Comparing Dave Chappelle's 2016 and 2020 post-presidential election monologues
https://www.theatlantic.com/culture/archive/2020/11/snl-dave-chappelles-post-election-blues/617040/
"After two elections involving Donald Trump, SNL has invited Chappelle to host, treating him like a moderator for our greater national reckoning, a comedian seasoned and blunt enough to broach sensitive matters of importance. Both times, he’s opened his set by pointing out that much ails America beyond the contentious election it just endured. His monologue on last night’s episode took plenty of jabs at Trump and his administration’s handling of the coronavirus pandemic. But the thrust of Chappelle’s comedy was wider and darker. He urged the audience to consider the grievances of millions of voters feeling abandoned or adrift in their own country, connecting those feelings to the lived experiences of generations of Black Americans. Chappelle barely mentioned president-elect Joe Biden at all. Instead, he built to an argument that no president can save America if Americans don’t want to save each other. Watching both of Chappelle’s SNL monologues, his consistency is all the more striking because the two episodes around them are so different. In 2016, after Trump’s victory, a mournful pall hung over the show.
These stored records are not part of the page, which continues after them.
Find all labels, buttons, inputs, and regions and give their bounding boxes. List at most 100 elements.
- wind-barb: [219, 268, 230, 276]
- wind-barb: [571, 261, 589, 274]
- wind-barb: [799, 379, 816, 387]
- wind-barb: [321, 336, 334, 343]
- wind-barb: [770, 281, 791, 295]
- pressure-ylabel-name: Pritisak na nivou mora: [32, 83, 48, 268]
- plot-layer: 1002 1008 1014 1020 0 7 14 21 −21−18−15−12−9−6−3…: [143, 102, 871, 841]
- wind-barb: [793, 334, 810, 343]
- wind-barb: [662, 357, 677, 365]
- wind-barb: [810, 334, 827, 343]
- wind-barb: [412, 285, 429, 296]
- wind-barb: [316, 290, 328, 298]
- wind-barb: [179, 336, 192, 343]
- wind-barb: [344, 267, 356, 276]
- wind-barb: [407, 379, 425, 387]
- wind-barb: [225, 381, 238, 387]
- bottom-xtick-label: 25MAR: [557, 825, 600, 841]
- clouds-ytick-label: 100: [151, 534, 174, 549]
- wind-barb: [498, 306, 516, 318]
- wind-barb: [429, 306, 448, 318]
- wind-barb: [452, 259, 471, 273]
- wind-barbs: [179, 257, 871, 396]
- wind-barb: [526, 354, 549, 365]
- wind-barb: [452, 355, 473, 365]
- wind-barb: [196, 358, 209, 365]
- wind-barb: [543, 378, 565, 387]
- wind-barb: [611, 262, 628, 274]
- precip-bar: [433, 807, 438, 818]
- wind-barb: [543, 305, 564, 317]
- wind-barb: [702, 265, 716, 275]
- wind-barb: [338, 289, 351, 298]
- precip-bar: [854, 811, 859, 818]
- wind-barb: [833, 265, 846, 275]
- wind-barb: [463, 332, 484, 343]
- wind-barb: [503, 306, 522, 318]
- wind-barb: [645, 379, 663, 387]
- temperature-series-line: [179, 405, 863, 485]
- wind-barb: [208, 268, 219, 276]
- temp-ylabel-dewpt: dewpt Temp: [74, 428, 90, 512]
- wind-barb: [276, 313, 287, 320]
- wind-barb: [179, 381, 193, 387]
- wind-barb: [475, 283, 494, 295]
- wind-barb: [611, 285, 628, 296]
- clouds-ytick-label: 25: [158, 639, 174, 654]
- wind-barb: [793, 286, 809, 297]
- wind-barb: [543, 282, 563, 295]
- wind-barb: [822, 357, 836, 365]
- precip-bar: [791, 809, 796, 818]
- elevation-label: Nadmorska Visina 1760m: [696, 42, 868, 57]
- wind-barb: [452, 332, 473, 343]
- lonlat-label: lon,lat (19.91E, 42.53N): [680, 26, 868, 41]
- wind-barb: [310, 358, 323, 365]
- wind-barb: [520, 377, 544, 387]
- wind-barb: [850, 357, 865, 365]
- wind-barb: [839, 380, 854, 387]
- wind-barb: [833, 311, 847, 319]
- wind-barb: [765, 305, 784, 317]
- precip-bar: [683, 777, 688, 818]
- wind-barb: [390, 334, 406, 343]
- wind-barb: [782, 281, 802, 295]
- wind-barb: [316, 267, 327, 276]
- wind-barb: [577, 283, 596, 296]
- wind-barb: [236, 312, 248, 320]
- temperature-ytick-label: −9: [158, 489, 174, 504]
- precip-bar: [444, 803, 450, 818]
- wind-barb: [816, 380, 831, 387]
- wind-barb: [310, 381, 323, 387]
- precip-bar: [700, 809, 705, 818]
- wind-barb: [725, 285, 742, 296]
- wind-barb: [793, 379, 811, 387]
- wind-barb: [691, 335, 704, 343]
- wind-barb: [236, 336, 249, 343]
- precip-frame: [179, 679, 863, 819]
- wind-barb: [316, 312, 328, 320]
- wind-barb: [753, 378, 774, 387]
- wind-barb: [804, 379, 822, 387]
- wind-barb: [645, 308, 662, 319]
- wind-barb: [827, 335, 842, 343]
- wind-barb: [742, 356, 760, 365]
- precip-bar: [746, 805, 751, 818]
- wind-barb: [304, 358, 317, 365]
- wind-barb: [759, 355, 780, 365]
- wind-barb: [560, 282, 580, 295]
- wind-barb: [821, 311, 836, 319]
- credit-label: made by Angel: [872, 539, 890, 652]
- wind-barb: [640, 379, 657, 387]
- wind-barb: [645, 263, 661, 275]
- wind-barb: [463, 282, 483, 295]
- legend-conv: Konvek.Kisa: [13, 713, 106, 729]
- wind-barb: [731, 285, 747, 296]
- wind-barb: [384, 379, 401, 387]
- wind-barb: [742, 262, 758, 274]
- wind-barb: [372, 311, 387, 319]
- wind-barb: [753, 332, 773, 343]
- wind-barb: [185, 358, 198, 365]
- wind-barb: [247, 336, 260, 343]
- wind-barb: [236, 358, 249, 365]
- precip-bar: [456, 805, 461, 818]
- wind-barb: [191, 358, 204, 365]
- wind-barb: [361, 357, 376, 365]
Kate McKinnon tearfully sang 'Hallelujah' in costume as Hillary Clinton, a bizarre spectacle that reflected the shell shock of the show’s writers and actors following Clinton’s loss. In 2020, the show winked at the strange self-seriousness of that earlier moment by having Alec Baldwin as Trump sit down at a piano to perform a somber version of the Village People’s 'Macho Man.' The rest of the episode was filled with typically upbeat, ridiculous material; on 'Weekend Update,' co-anchor Michael Che sipped a celebratory drink while reading his jokes."